Clinton, Gingrich Commune Each Sketches View Of Future During Congenial Town Meeting
President Clinton met House Speaker Newt Gingrich in an extraordinary hour of public debate here yesterday. Politely, but distinctly, the two champions of their parties staged a miniature version of the historic argument about the role of government that is now under way in Washington.
Clinton and Gingrich opened their discussion - in a town meeting format at a senior center here - with a handshake and a vow to work together and establish a blue-ribbon commission to write legislation to restrain lobbyists and their gifts to members of Congress, and to bring about campaign reform.
“You want to do it on lobby reform? In a heartbeat. I accept,” Clinton said.
Said Gingrich: “Let’s shake hands right here in front of everybody.”
The pair then discussed their different views on Medicare, Bosnia, welfare, immigration, the balanced budget, the minimum wage and taxes. The meeting took place in this town of 13,000 in west-central New Hampshire, in the back yard of the red-shingled Earl Bourdon Senior Center, where about 300 seniors gathered at picnic tables on a cool, cloudy afternoon.
“It wasn’t a contest; it was a conversation,” Clinton said afterward. “I loved it.”
Though the two men promised to cooperate, and the president appeared to move a little closer to Gingrich’s position on the necessity of trimming rising Medicare costs, they differed on the size and scope of any cutbacks in the popular medical insurance program for the elderly. “The mission can’t just be to save money … but to do it in a way that doesn’t force retirees without the means to do it to shoulder much bigger increases for their own health care,” Clinton said.
“We can’t pretend that just because we’re at a senior center that there will be no changes. … Let’s cut it as little as possible until we know how much we can save,” he said, rather than “lock ourself” into a GOP tax cut.
Gingrich said he hoped to work with Clinton on Medicare this summer and argued the GOP plan for a balanced budget “takes current spending of $4,800 per year and moves it up to $6,400 per citizen - a $1,600 or 33 percent increase. That is less than the current projections, but it is an increase.”
Clinton noted, however, that the GOP increase averaged about 4 percent a year, which matches today’s increases but may not be enough for a rapidly aging population that lives longer because of better and more expensive medical procedures.
As a matter of style, the event marked a reversal of roles. Gingrich was restrained and markedly solicitous in his attempt to be statesmanlike, apparently content at the way in which the joint appearance crowned his rise to the top of the Republican hierarchy this year.
It was Clinton who came armed with barbs, teasing both Gingrich and the absent Senate Majority Leader Bob Dole of Kansas about the speaker’s racy novel and Dole’s recent call for an end to prurient entertainment.
When Gingrich mentioned his extracurricular writing, the president broke in and, referring to the novel, said, “Sen. Dole hasn’t given me permission to read that book yet.”
Gingrich seemed sharply critical of the president just once, when the discussion turned to the role of the United Nations and the current civil war in Bosnia.
“The UN’s current system of command and control is a nightmare. … The president knows this because he gets briefed on it,” Gingrich said. “You don’t send in the military to be hostages; you send in the military to rescue hostages.”
Clinton rather meekly responded that “130,000 people died in Bosnia, civilians, in 1992, and under 3,000 died there last year. … Sometimes as bad and as ragged as it is, the U.N. is better than nothing.”
Gingrich’s aides had worried beforehand about appearing before a crowd of senior citizens when the Republicans are trying to pare hundreds of millions of dollars in savings from the Medicare program.
As the politicians took their places, it looked as if the Gingrich team’s fear was justified: The audience was equipped with hand-held cardboard fans, on which was written: “I’m a fan of National Health Care.”
But as they took their seats on a small stage, the two gray-haired party leaders complained about today’s vicious brand of politics, the cynical press and the polarizing effects of 30-second commercials.

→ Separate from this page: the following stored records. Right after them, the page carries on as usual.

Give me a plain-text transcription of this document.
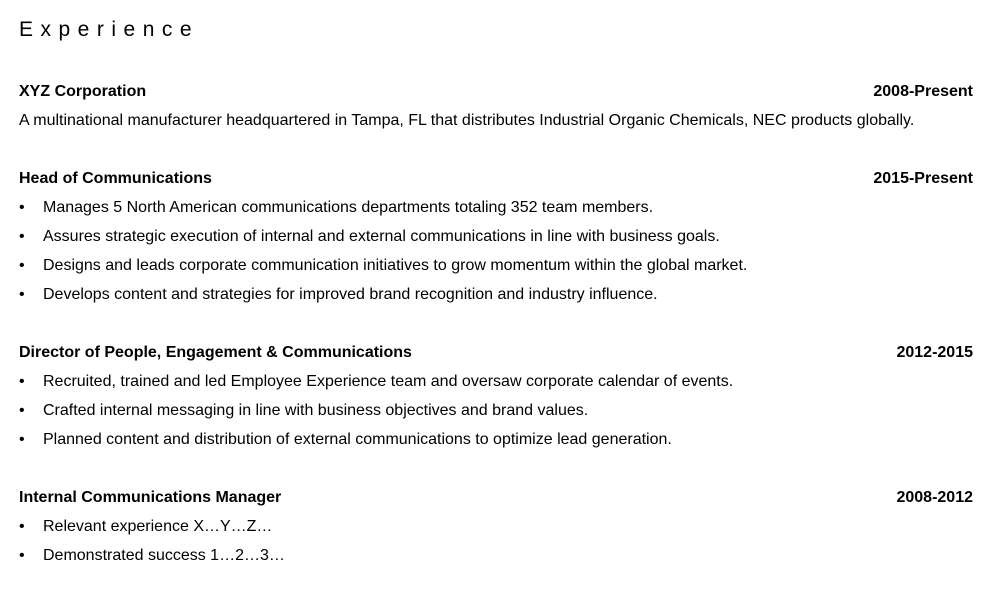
Experience
XYZ Corporation	2008-Present
A multinational manufacturer headquartered in Tampa, FL that distributes Industrial Organic Chemicals, NEC products globally.
Head of Communications	2015-Present
• Manages 5 North American communications departments totaling 352 team members.
• Assures strategic execution of internal and external communications in line with business goals.
• Designs and leads corporate communication initiatives to grow momentum within the global market.
• Develops content and strategies for improved brand recognition and industry influence.
Director of People, Engagement & Communications	2012-2015
• Recruited, trained and led Employee Experience team and oversaw corporate calendar of events.
• Crafted internal messaging in line with business objectives and brand values.
• Planned content and distribution of external communications to optimize lead generation.
Internal Communications Manager	2008-2012
• Relevant experience X…Y…Z…
• Demonstrated success 1…2…3…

On more than one occasion, Gingrich said he learned over the last six months about the need to tone down partisan rhetoric and to consider the interests of all Americans.

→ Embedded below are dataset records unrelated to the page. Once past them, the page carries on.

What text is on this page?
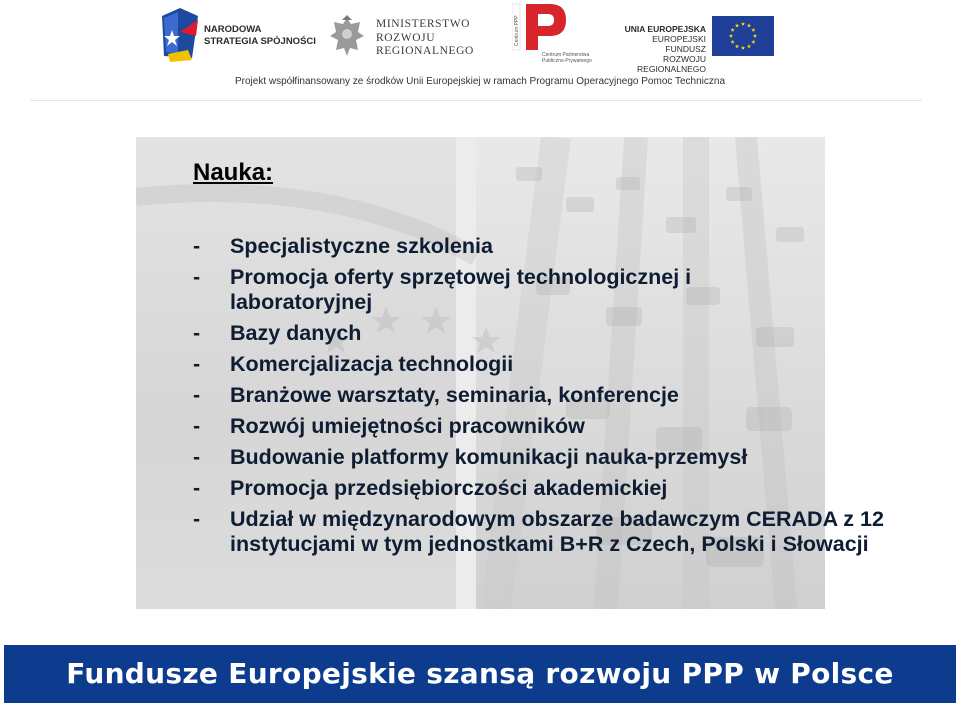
NARODOWA
STRATEGIA SPÓJNOŚCI
MINISTERSTWO
ROZWOJU
REGIONALNEGO
Centrum PPP
Centrum Partnerstwa
Publiczno-Prywatnego
UNIA EUROPEJSKA
EUROPEJSKI FUNDUSZ
ROZWOJU REGIONALNEGO
Projekt współfinansowany ze środków Unii Europejskiej w ramach Programu Operacyjnego Pomoc Techniczna
Nauka:
- Specjalistyczne szkolenia
- Promocja oferty sprzętowej technologicznej i laboratoryjnej
- Bazy danych
- Komercjalizacja technologii
- Branżowe warsztaty, seminaria, konferencje
- Rozwój umiejętności pracowników
- Budowanie platformy komunikacji nauka-przemysł
- Promocja przedsiębiorczości akademickiej
- Udział w międzynarodowym obszarze badawczym CERADA z 12 instytucjami w tym jednostkami B+R z Czech, Polski i Słowacji
Fundusze Europejskie szansą rozwoju PPP w Polsce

Clinton at first sounded sympathetic, saying, “Shoot, if all I knew about me was what I saw in the evening news, I wouldn’t be for me half the time, either,” but then he ribbed Gingrich for his sometimes acid tongue.

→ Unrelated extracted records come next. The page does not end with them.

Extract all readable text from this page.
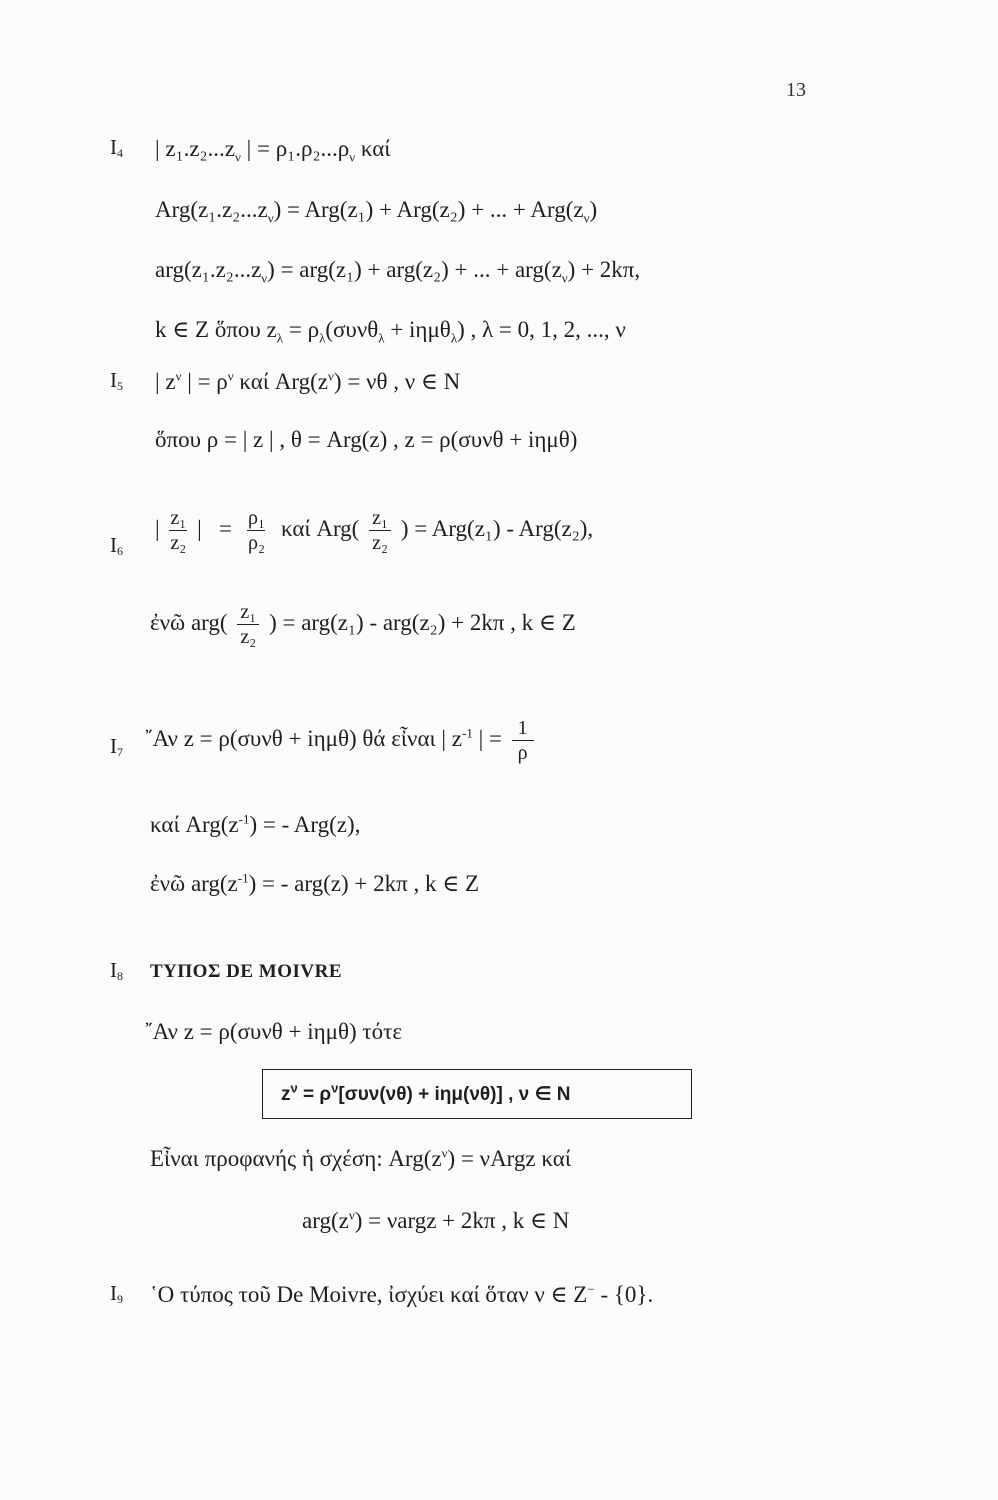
13
$I_4$ | $z_1.z_2...z_\nu$ | = $\rho_1.\rho_2...\rho_\nu$ καί
$Arg(z_1.z_2...z_\nu) = Arg(z_1) + Arg(z_2)$ + ... + $Arg(z_\nu)$
$arg(z_1.z_2...z_\nu) = arg(z_1) + arg(z_2)$ + ... + $arg(z_\nu) + 2k\pi$,
k ∈ Z ὅπου $z_\lambda = \rho_\lambda(\sigma\upsilon\nu\theta_\lambda + i\eta\mu\theta_\lambda)$ , λ = 0, 1, 2, ..., ν
$I_5$ | $z^\nu$ | = $\rho^\nu$ καί $Arg(z^\nu) = \nu\theta$ , ν ∈ N
ὅπου ρ = | z | , θ = Arg(z) , z = ρ(συνθ + iημθ)
$I_6$
| $\frac{\text{z₁}}{\text{z₂}}$ | = $\frac{\text{ρ₁}}{\text{ρ₂}}$ καί $Arg( \frac{\text{z₁}}{\text{z₂}}$ ) = Arg(z₁) - Arg(z₂),
ἐνῶ $arg( \frac{\text{z₁}}{\text{z₂}}$ ) = arg(z₁) - arg(z₂) + 2kπ , k ∈ Z
$I_7$
῎Αν z = ρ(συνθ + iημθ) θά εἶναι | $z^{-1}$ | = $\frac{1}{\rho}$
καί $Arg(z^{-1})$ = - Arg(z),
ἐνῶ $arg(z^{-1})$ = - arg(z) + 2kπ , k ∈ Z
$I_8$ ΤΥΠΟΣ DE MOIVRE
῎Αν z = ρ(συνθ + iημθ) τότε
$z^\nu = \rho^\nu[\sigma\upsilon\nu(\nu\theta) + i\eta\mu(\nu\theta)]$ , ν ∈ N
Εἶναι προφανής ἡ σχέση: $Arg(z^\nu)$ = νArgz καί
$arg(z^\nu)$ = νargz + 2kπ , k ∈ N
$I_9$ ῾Ο τύπος τοῦ De Moivre, ἰσχύει καί ὅταν ν ∈ Z− - {0}.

“It is so difficult for us in Washington to communicate with people out in the country,” Clinton said. “Often the only way to break through is with some fairly extreme statement.
“The speaker is pretty good at that. He can break through like nobody I’ve seen in a long time,” the president said.
Gingrich bashfully acknowledged, in a tone that typified his manner yesterday: “He’s right, I get too hot sometimes.”
Spokesmen for Clinton and Gingrich began spinning in stereo as soon as the town meeting concluded. “We both agree it was a wonderful occasion,” said Michael McCurry, Clinton’s spokesman. “It’s a win for both men,” said Tony Blankley, Gingrich’s spokesman. “They weren’t fighting each other; they were laying out their thoughts.”